Thanks Grace. This was helpful.
I have a question –
I have the log_group_name already existing and am trying to create the log_metric_filter.
Can I pass the log_group_name directly?
Having some trouble here.
Hi Grace
This was very useful. One of the few resources available on the topic of creating a terraform alarm from cloudwatch logs.
I think I have spotted a problem with your solution though :(
You are filter name as `metric_name` in alarm, which I am afraid is not going to work.
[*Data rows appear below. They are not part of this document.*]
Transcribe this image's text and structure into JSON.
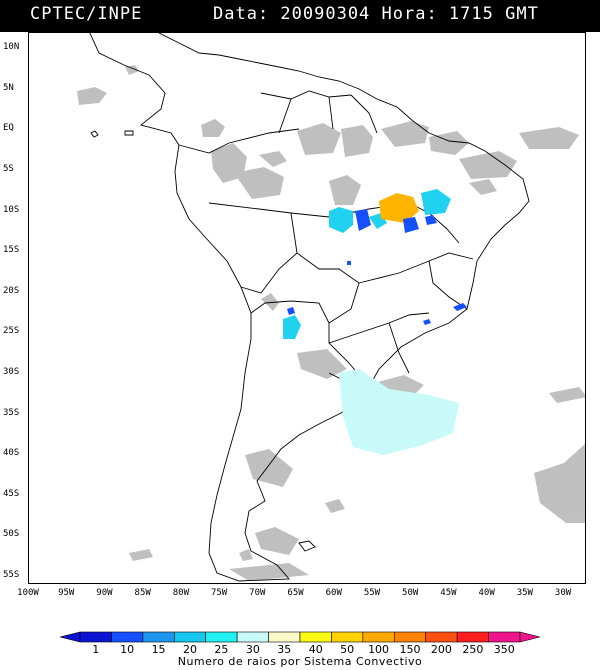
{
  "header": {
    "organization": "CPTEC/INPE",
    "date_time": "Data: 20090304 Hora: 1715 GMT"
  },
  "map": {
    "lat_labels": [
      "10N",
      "5N",
      "EQ",
      "5S",
      "10S",
      "15S",
      "20S",
      "25S",
      "30S",
      "35S",
      "40S",
      "45S",
      "50S",
      "55S"
    ],
    "lat_values": [
      10,
      5,
      0,
      -5,
      -10,
      -15,
      -20,
      -25,
      -30,
      -35,
      -40,
      -45,
      -50,
      -55
    ],
    "lon_labels": [
      "100W",
      "95W",
      "90W",
      "85W",
      "80W",
      "75W",
      "70W",
      "65W",
      "60W",
      "55W",
      "50W",
      "45W",
      "40W",
      "35W",
      "30W"
    ],
    "lon_values": [
      -100,
      -95,
      -90,
      -85,
      -80,
      -75,
      -70,
      -65,
      -60,
      -55,
      -50,
      -45,
      -40,
      -35,
      -30
    ],
    "extent": {
      "lon_min": -100,
      "lon_max": -27,
      "lat_min": -56,
      "lat_max": 12
    }
  },
  "colorbar": {
    "labels": [
      "1",
      "10",
      "15",
      "20",
      "25",
      "30",
      "35",
      "40",
      "50",
      "100",
      "150",
      "200",
      "250",
      "350"
    ],
    "colors": [
      "#0a14d2",
      "#1450ff",
      "#1e96f0",
      "#14c8f0",
      "#20f0f0",
      "#c8fafa",
      "#fafac8",
      "#fafa14",
      "#ffd200",
      "#ffaa00",
      "#ff8200",
      "#ff5014",
      "#ff1e1e",
      "#f0148c"
    ],
    "title": "Numero de raios por Sistema Convectivo"
  },
  "legend_colors": {
    "clouds": "#b4b4b4",
    "cyan_system": "#20d2f0",
    "orange_system": "#ffb400",
    "blue_system": "#1450ff",
    "light_cyan": "#c8fafa"
  }
}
Instead you should be extracting metric name from metric created inside the filter, so the `metric_name` should be as following:
“`hcl
metric_name = lookup(aws_cloudwatch_log_metric_filter.error-we-care-about-metric-filter.name.metric_transformation[0], “name”)
“`
sorry, typo
“`hcl
metric_name = lookup(aws_cloudwatch_log_metric_filter.error-we-care-about-metric-filter.metric_transformation[0], “name”)
“`
Thanks Grace, I found this more helpful (particularly having the metric_filter and the metric_alarm together in a single example) than the official AWS docs.
Extremally helpful, THANK YOU!
Thanks Grace, this was spot-on helpful. Cheers!